5. Update the following parameters in the script.

   Parameter	Description
   url	The URL of the Choreo API.
   consumerKey	The consumer key of the Choreo application.
   consumerSecret	The consumer secret of the Choreo application.
   asgardeoTokenEndpoint	Token endpoint of the organization in Asgardeo. For example: https://api.asgardeo.io/t/{org_name}/oauth2/token

   Use a stored `Secret`

   If you don't want to enter the consumerkey and consumerSecret obtained from the Choreo application every time you use the conditional authentication script, you can store them as Secrets on Asgardeo.

   • Using a stored consumer key and consumer secret in the conditional authentication script.

     If you are using a stored consumerSecret, replace the connectionMetadata object of the conditional authentication script as follows:

     var connectionMetadata = {
          "url": "<Choreo API URL>",
          "consumerKeyAlias": "<The name of the secret that stores the consumer key of Choreo application>",
          "consumerSecretAlias": "<The name of the secret that stores the consumer secret of Choreo application>"
     };
     

   • Add a stored consumer key and consumer secret to the script.

     Select the location in the script where the secret should be inserted, click the key icon above the script, and use one of the following options:

     • If you are adding an existing secret, click "+" next to the secret in the drop-down menu.
     • If you need a new secret, you can first create a new secret. Now the new secret will be listed when you click the key icon. You can click "+" to add it to the script.
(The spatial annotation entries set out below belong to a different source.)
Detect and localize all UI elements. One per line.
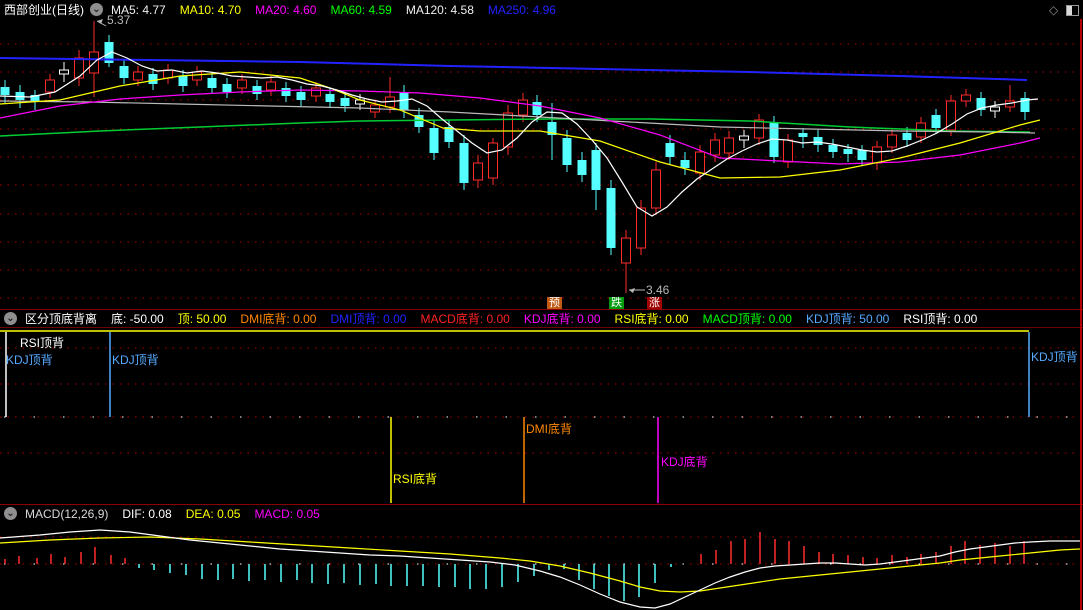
- indicator-value-3: DMI底背: 0.00: [240, 312, 317, 326]
- indicator-value-2: 顶: 50.00: [177, 312, 227, 326]
- collapse-main-icon[interactable]: ⌄: [90, 3, 103, 16]
- divergence-label-2: KDJ顶背: [112, 353, 159, 367]
- macd-value-0: MACD(12,26,9): [25, 506, 109, 521]
- indicator-value-10: RSI顶背: 0.00: [903, 312, 978, 326]
- dif-line: [0, 529, 1080, 609]
- divergence-label-3: KDJ顶背: [1031, 350, 1078, 364]
- indicator-value-8: MACD顶背: 0.00: [702, 312, 792, 326]
- ma-value-1: MA10: 4.70: [179, 2, 242, 17]
- divergence-label-6: RSI底背: [393, 472, 438, 486]
- macd-header-values: MACD(12,26,9) DIF: 0.08 DEA: 0.05 MACD: 0.0…: [25, 507, 334, 521]
- macd-canvas[interactable]: [0, 522, 1083, 610]
- indicator-value-5: MACD底背: 0.00: [420, 312, 510, 326]
- ma-value-5: MA250: 4.96: [487, 2, 556, 17]
- layout-panel-icon[interactable]: [1066, 5, 1079, 16]
- divergence-label-0: RSI顶背: [20, 336, 65, 350]
- macd-histogram-layer: [4, 532, 1025, 601]
- indicator-value-0: 区分顶底背离: [25, 312, 98, 326]
- chart-right-border: [1080, 19, 1082, 610]
- ma-value-4: MA120: 4.58: [405, 2, 474, 17]
- collapse-indicator-icon[interactable]: ⌄: [4, 312, 17, 325]
- indicator-value-6: KDJ底背: 0.00: [523, 312, 601, 326]
- main-chart-header: 西部创业(日线) ⌄ MA5: 4.77 MA10: 4.70 MA20: 4.60…: [0, 0, 1083, 19]
- grid-layer: [0, 43, 1080, 299]
- candles-layer: [0, 21, 1030, 293]
- stock-title: 西部创业(日线): [4, 3, 84, 17]
- diamond-icon[interactable]: ◇: [1049, 3, 1058, 17]
- collapse-macd-icon[interactable]: ⌄: [4, 507, 17, 520]
- low-price-label: 3.46: [646, 283, 670, 297]
- indicator-value-9: KDJ顶背: 50.00: [805, 312, 890, 326]
- main-chart-canvas[interactable]: [0, 19, 1083, 309]
- indicator-value-7: RSI底背: 0.00: [614, 312, 689, 326]
- macd-header: ⌄ MACD(12,26,9) DIF: 0.08 DEA: 0.05 MACD: 0…: [0, 505, 1083, 522]
- indicator-canvas[interactable]: [0, 328, 1083, 504]
- macd-value-3: MACD: 0.05: [254, 506, 320, 521]
- macd-value-1: DIF: 0.08: [122, 506, 172, 521]
- indicator-value-4: DMI顶背: 0.00: [330, 312, 407, 326]
- ma-value-2: MA20: 4.60: [255, 2, 317, 17]
- ma-values: MA5: 4.77 MA10: 4.70 MA20: 4.60 MA60: 4.59 M…: [111, 3, 570, 17]
- ma60-line: [0, 118, 1031, 137]
- macd-value-2: DEA: 0.05: [185, 506, 241, 521]
- indicator-header-values: 区分顶底背离 底: -50.00 顶: 50.00 DMI底背: 0.00 DMI顶背:…: [25, 310, 991, 327]
- indicator-header: ⌄ 区分顶底背离 底: -50.00 顶: 50.00 DMI底背: 0.00 DMI顶…: [0, 310, 1083, 327]
- divergence-label-5: KDJ底背: [661, 455, 708, 469]
- ma-value-3: MA60: 4.59: [330, 2, 392, 17]
- divergence-label-1: KDJ顶背: [6, 353, 53, 367]
- high-price-label: 5.37: [107, 13, 131, 27]
- divergence-label-4: DMI底背: [526, 422, 572, 436]
- indicator-value-1: 底: -50.00: [111, 312, 164, 326]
6. Click Update to save the configurations.

How it works

Let's look at how this script works.

1. The connectionMetadata object specifies the required values obtained from the WSO2 Choreo application.

2. On successful completion of the authentication step one, onSuccess() callback function is called.
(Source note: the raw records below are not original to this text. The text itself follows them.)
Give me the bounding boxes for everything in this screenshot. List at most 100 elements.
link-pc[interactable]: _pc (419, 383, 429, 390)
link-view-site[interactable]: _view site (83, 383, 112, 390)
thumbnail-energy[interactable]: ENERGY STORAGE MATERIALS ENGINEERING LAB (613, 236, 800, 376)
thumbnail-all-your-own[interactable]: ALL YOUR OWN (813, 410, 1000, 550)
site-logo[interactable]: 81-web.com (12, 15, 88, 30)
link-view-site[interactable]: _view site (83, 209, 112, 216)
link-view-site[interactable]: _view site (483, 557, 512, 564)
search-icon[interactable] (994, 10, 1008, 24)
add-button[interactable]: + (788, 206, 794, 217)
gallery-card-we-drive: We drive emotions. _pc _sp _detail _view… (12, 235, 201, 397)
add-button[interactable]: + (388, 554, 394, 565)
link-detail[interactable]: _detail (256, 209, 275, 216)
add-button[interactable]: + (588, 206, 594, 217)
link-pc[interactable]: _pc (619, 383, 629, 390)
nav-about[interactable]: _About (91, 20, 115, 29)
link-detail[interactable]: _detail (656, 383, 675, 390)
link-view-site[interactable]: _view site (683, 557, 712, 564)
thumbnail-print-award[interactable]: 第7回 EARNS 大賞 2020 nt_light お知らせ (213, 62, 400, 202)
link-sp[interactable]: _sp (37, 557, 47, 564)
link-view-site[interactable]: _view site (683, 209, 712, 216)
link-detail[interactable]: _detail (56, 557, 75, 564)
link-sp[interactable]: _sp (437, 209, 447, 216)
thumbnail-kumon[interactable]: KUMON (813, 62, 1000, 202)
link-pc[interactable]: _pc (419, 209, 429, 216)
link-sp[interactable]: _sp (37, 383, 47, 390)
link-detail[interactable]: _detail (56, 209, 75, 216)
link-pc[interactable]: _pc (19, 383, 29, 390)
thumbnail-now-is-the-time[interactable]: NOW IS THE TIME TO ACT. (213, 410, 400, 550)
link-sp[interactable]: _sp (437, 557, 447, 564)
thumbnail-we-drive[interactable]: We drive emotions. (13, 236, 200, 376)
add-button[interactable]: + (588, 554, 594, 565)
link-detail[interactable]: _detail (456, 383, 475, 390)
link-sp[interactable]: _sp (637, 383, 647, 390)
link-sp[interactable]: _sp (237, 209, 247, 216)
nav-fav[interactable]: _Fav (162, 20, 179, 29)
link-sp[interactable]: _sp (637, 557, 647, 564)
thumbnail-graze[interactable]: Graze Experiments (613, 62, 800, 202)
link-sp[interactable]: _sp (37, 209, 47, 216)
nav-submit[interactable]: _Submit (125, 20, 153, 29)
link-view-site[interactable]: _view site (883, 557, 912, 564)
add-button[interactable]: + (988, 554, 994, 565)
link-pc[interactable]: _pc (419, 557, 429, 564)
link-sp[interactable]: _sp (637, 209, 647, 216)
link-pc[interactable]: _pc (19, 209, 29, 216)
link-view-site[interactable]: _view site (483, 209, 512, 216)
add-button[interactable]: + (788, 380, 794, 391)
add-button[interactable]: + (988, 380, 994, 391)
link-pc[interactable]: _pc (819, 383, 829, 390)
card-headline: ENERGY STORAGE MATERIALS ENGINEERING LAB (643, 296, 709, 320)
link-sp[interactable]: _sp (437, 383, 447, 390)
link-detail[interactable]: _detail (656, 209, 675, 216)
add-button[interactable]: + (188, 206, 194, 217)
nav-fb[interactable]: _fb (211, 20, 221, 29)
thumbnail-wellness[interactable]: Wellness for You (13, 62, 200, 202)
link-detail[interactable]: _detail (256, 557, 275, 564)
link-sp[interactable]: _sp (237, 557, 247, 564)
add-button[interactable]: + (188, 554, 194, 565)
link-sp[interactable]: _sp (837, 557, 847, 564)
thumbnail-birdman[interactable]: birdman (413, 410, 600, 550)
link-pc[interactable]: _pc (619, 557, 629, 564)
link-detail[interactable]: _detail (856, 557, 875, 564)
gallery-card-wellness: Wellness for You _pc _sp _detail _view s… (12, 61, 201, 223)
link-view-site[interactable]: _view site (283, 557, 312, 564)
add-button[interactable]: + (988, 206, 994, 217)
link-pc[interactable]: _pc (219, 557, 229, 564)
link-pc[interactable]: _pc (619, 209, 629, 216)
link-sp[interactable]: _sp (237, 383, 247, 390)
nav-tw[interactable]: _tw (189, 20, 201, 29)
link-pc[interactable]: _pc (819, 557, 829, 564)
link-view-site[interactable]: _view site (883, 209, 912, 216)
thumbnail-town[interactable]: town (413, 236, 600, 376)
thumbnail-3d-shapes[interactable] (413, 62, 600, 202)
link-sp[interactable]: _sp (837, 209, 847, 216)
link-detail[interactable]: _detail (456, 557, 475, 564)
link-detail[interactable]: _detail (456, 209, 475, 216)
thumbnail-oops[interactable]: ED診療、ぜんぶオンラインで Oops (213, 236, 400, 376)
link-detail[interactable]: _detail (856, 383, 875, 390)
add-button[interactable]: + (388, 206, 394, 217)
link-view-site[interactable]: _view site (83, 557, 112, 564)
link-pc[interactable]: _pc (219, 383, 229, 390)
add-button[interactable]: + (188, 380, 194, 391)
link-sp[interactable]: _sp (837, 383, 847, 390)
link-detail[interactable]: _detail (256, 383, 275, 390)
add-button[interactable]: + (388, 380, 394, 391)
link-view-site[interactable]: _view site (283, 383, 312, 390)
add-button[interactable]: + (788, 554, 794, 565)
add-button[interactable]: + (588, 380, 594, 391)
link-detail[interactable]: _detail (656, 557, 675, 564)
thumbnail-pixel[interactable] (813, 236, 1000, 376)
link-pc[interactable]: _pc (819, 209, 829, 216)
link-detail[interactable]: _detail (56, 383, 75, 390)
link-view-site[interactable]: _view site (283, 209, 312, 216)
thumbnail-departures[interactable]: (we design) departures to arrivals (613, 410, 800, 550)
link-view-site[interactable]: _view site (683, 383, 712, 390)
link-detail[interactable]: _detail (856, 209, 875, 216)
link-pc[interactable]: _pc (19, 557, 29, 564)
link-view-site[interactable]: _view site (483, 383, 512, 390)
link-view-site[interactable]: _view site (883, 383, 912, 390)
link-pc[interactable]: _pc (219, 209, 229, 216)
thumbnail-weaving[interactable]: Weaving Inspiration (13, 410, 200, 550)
3. onSuccess callback function calls the callChoreo() function, which sends an API call to the API hosted on Choreo.

4. If the API call is successful, the onSuccess callback function passed as an argument to the callChoreo( ) function is called.

   1. If the hasRisk value in the response is true, step two of the authentication flow is executed.
   2. If the API call fails or times out, step 2 of the authentication flow will be executed by default.

Try it out

Follow the steps given below.

1. Access the application URL.

2. Try to log in from an IP address within the allowed geolocation. You will successfully log in to the application.

3. Log out of the application.

4. Login from an IP address outside the allowed geolocation. TOTP authentication is prompted.